They say imitation is the sincerest form of flattery. Thanks a lot, They: A new study shows that college students are taking those words to heart when it comes to citations rather than actually deciphering the meaning of the subject they’ve been tasked to write about.
The Citation Project, presented by Rebecca Moore Howard (associate professor of writing and rhetoric at Syracuse University) and Sandra Jamieson (professor of English, director of composition and department chair at Drew University) at the annual Conference on College Composition and Communication, analyzed research 164 papers written in first-year composition courses at 15 colleges in 12 states and divided the 1,832 citations into four categories: exact copying, patchwriting, paraphrasing and summary. Unfortunately, the type of sourcing that reflects the most comprehension – summary – represented only 9 percent of the citations in the study. “That's the stunning part, I think: 91 percent are citations to material that isn't composing,” said Jamieson. “They don't digest the ideas in the material cited and put it in their own words.”

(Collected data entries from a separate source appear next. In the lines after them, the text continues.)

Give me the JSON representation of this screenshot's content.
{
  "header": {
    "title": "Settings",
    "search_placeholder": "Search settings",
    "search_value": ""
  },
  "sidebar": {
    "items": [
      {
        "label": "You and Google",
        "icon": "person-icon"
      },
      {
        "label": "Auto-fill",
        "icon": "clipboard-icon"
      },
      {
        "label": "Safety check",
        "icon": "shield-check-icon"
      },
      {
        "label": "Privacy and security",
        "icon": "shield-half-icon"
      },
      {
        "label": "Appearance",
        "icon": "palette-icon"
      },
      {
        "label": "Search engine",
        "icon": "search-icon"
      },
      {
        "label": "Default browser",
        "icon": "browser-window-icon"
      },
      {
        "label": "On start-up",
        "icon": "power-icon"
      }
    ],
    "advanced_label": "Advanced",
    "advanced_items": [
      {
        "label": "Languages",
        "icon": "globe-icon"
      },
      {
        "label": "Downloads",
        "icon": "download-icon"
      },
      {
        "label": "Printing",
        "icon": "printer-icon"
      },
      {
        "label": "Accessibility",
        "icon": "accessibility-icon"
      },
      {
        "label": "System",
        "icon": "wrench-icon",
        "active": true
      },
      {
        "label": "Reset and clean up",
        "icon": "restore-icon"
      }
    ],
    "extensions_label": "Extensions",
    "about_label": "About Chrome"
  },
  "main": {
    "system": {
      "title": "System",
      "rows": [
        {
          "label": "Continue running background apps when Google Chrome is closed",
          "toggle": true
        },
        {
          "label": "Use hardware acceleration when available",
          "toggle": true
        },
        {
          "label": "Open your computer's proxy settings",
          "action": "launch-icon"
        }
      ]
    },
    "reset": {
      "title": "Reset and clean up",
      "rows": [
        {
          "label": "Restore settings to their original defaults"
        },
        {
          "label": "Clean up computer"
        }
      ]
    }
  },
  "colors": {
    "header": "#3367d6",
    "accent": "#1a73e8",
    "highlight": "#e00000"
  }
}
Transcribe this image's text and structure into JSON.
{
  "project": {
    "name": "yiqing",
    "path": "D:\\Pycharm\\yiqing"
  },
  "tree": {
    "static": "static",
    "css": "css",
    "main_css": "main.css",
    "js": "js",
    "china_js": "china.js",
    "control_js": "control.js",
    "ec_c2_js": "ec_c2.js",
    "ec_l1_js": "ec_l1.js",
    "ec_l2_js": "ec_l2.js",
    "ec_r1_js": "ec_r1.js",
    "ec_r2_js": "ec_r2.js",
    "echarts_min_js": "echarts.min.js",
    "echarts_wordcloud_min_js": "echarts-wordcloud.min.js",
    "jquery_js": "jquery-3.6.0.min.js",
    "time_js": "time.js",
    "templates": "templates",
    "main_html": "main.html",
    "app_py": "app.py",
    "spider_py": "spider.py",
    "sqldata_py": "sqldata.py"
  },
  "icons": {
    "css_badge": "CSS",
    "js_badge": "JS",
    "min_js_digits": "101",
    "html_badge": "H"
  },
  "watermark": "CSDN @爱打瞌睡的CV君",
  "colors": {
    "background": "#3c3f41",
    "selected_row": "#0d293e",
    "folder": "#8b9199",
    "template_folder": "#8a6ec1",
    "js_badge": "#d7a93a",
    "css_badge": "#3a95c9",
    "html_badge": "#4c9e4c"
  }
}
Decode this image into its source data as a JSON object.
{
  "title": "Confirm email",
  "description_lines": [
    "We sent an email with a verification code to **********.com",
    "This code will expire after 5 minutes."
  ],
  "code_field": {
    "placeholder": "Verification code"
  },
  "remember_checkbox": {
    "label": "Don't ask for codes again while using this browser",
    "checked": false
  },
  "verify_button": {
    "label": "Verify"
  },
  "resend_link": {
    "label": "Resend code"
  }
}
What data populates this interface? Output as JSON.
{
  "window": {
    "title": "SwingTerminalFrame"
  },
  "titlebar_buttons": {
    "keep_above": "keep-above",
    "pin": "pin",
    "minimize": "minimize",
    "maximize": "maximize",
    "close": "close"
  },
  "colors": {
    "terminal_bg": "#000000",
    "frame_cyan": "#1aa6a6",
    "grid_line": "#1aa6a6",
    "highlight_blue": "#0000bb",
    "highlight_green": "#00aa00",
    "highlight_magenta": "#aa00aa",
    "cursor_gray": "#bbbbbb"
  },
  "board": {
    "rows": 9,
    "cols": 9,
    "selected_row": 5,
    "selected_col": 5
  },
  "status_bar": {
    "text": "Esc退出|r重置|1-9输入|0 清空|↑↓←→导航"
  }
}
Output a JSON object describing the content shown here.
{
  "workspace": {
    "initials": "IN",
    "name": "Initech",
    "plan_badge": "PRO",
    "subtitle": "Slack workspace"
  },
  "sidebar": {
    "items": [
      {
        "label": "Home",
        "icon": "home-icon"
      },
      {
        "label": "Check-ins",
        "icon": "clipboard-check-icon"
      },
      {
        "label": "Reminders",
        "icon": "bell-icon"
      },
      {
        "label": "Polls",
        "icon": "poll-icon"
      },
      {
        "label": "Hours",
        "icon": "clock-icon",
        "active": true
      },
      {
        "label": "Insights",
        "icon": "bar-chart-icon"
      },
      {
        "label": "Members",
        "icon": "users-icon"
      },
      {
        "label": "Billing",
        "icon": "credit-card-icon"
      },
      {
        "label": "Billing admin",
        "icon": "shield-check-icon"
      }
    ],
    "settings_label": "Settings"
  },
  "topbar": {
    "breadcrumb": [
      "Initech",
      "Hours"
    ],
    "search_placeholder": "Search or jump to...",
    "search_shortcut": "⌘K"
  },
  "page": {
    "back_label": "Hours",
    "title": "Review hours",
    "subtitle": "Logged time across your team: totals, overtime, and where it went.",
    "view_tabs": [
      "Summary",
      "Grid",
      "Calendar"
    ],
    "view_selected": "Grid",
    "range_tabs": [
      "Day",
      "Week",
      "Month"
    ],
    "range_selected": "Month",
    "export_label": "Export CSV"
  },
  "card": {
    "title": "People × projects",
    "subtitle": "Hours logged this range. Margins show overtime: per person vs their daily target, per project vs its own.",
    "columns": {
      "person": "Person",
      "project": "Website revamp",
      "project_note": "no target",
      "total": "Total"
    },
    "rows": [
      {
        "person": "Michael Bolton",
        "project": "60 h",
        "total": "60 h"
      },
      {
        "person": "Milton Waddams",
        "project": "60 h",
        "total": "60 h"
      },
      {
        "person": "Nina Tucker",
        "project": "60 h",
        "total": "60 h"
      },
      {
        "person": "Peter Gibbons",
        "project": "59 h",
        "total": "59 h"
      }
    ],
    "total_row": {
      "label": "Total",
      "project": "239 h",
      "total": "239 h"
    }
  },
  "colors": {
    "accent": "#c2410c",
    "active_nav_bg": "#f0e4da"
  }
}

The explanations for these practices are vast – writing for efficiency as opposed to understanding, finding increasing difficulty of separating legitimate from illegitimate information on the Internet and not knowing what exactly goes into forming a proper citation – and there’s much more to Howard and Jamieson’s research here but the sad truth is that students are just not "getting" the material. Have any of your papers contained the offenses they detail? Given the statistics, it’s likely they have...but why?